Credit: Justin Timberlake/Vevo/YouTube Screenshot
Pop culture hero Justin Timberlake released his new album “Man in the Woods” last Friday, and quickly followed it up with Sunday’s rather underwhelming Super Bowl halftime show. While Timberlake tries—and sadly often fails—throughout the one-hour-and-six-minute album to show his Tennessee roots and prove that he is a true “Southern man, a man of the woods” (as he proclaims at one point), the most exciting song is arguably “Filthy,” which is closest to the Timberlake fusion of R&B, dubstep, and pop that we’re all used to. Yet the accompanying video turns what seems like just another track about an arousing night with some woman turns into something very different altogether:
In the video, Timberlake plays a Steve jobs-style innovator who presents his newest creation at an Asian tech conference in the year 2028. His invention: a robot. As Timberlake retreats backstage, the robot takes over the presentation, showing off its fabulous skills. He (or it?) serves drinks, plays soccer, dances, grabs himself in the crotch, and even imitates sexual intercourse with a woman (after having had some exciting moments with her colleagues just before).
The audience becomes totally enamored with the robot after the performance of a neat trick towards the end, when it sends red lasers in all directions. Meanwhile, Timberlake, so far joyous over the success of his invention, is slowly becoming pixellated, until at last he vanishes completely. Technology has won. The real human being is gone, to great cheering from the crowd.
Thus does “Filthy” show just some of the dangers not necessarily of impending technological innovations themselves, but of the ways those innovations are promoted so adamantly by transhumanists, cryonicists, and all the other techno-progressives. Technology has become for many an end in itself, not just the means to better one’s life. While the actions performed by the robot are beautifully human—the athleticism needed to compete at professional sports, the altruism to serve others, the togetherness between a man and a woman—in the video they’re the province of a steely object while the real human being in the back loses his meaning altogether.
The world drawn out in Timberlake’s work is just another step towards a “Technopoly,” as Neil Postman calls it, meaning a society in which technology is always supreme and may not be questioned—ever. As Postman says: “We are currently surrounded by throngs of zealous Theuths, one-eyed prophets who see only what new technologies can do and are incapable of imagining what they will undo. We might call such people Technophiles. They gaze on technology as a lover does on his beloved, seeing it as without blemish and entertaining no apprehension for the future.”
No wonder the prospect of having a sexbot as a girlfriend is alluring to so many.
In our technopoly, technology has become a god for the faithful.

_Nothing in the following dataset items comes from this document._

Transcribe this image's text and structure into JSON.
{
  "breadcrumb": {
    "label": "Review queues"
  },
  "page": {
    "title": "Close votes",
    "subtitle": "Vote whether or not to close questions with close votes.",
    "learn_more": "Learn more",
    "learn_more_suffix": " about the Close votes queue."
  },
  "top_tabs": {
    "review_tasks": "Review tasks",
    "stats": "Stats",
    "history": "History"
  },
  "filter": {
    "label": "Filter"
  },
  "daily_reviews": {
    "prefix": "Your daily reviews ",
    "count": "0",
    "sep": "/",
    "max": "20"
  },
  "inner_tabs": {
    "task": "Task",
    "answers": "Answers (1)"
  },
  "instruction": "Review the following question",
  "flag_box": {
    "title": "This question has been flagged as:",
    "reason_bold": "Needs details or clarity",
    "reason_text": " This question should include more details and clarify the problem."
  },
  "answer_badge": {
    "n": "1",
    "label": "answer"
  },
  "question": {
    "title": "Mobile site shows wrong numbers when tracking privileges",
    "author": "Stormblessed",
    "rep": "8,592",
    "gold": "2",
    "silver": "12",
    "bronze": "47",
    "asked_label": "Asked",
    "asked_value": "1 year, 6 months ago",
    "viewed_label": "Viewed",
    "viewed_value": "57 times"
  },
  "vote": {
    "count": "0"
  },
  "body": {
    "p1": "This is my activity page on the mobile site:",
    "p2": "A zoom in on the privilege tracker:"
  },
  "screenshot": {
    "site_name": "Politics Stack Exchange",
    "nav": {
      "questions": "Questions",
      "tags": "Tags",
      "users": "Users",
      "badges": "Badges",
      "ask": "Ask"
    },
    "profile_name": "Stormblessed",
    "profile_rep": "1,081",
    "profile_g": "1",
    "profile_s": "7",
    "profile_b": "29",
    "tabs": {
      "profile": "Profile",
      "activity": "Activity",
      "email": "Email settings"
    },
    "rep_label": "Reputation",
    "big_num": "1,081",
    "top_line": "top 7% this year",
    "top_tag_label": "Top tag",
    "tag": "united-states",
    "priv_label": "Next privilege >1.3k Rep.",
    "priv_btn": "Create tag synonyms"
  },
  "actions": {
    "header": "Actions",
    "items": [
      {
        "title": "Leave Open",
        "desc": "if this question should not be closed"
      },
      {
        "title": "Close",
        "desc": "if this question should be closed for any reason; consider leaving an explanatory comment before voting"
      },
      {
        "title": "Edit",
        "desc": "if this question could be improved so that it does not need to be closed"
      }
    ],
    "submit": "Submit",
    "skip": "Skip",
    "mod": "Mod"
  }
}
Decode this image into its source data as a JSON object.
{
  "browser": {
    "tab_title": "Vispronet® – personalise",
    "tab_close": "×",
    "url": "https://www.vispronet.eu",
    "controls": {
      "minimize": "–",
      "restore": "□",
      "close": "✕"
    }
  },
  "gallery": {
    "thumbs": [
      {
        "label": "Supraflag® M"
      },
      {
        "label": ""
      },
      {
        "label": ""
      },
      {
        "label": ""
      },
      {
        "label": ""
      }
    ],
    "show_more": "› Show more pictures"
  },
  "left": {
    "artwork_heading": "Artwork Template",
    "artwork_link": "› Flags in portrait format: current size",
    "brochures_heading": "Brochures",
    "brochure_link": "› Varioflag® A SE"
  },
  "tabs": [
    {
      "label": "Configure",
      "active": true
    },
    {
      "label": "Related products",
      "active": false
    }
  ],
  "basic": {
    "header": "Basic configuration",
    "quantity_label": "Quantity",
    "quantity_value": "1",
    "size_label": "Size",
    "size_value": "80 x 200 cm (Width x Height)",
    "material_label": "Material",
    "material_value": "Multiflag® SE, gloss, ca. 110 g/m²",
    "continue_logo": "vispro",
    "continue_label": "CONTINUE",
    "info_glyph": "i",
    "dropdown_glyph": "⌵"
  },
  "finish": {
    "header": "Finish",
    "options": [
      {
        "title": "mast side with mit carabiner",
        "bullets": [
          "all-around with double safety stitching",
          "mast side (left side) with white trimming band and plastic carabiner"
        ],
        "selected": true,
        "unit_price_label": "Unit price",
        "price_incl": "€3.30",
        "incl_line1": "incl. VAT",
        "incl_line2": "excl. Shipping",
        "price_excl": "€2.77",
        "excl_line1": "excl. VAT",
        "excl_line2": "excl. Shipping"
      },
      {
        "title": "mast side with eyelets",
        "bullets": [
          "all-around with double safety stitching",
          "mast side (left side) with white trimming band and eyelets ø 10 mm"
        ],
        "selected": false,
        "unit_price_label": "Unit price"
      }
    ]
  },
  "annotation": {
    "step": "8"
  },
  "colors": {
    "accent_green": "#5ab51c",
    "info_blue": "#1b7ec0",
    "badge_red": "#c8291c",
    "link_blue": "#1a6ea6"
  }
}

As James Buchanan writes, Christianity in the Western world has been replaced by the state for most people. But others, especially those who (thankfully) have rebelled against the idea of an “omnipotent government,” are looking to another source for hope in this secularized age, another way to feel as though one is part of a greater project than just one’s individual life. Technology and science have filled that gap perfectly.
That this isn’t an exaggeration becomes evident when you witness the viciousness that technophiles and their close acolytes the progressives level at those who even mildly question the idea that technological progress is in all cases beneficial. Why would you want to go back to the Dark Ages? You’re just on “the wrong side of history.” Believing in technology is the only way to go. New religions solely based on technology have already been founded, such as the “Way of the Future,” which wants to “develop and promote the realization of a Godhead based on Artificial Intelligence,” and tries to “through understanding and worship of the Godhead, contribute to the betterment of society.” As G.K. Chesterton wrote of this progressive attitude: “The typical modern man…has no positive picture at all of what he is aiming at, but only a vague (and erroneous) sensation of progress.”
That is not to say that the proper reaction to technophiles is to start “Livin’ Off the Land” again (as one Timberlake song is named), and flee from the modern world Henry David Thoreau-style (as alluring as that might be). The proper reaction is to neither revere technology unthinkingly nor reject it entirely (which would be hypocritical anyway, since we all use it day in and day out). Past technologies have undoubtedly led to human betterment on a scale previously unimaginable, while those that come will of course bring huge additional benefits, something we need to recognize.
We also need to recognize, however, that, as Postman writes, “every technology is both a burden and a blessing; not either-or, but this-and-that.” Instead of hailing technology without giving it a second thought and proclaiming progress as our new religion, we should be careful in how we use these innovations and (perhaps more importantly) how we look at them. Techno-realism should be the motto: an optimistic eye towards technology, but not a blind faith in it; an embrace of its benefits, but a recognition of their limits. Only then can technological progress actually mean progress. If we don’t realize that, we may lose ourselves on the way—just ask JT.
Kai Weiss is an International Relations student and works for the Austrian Economics Center and Hayek Institute, two libertarian think tanks based in Vienna, Austria.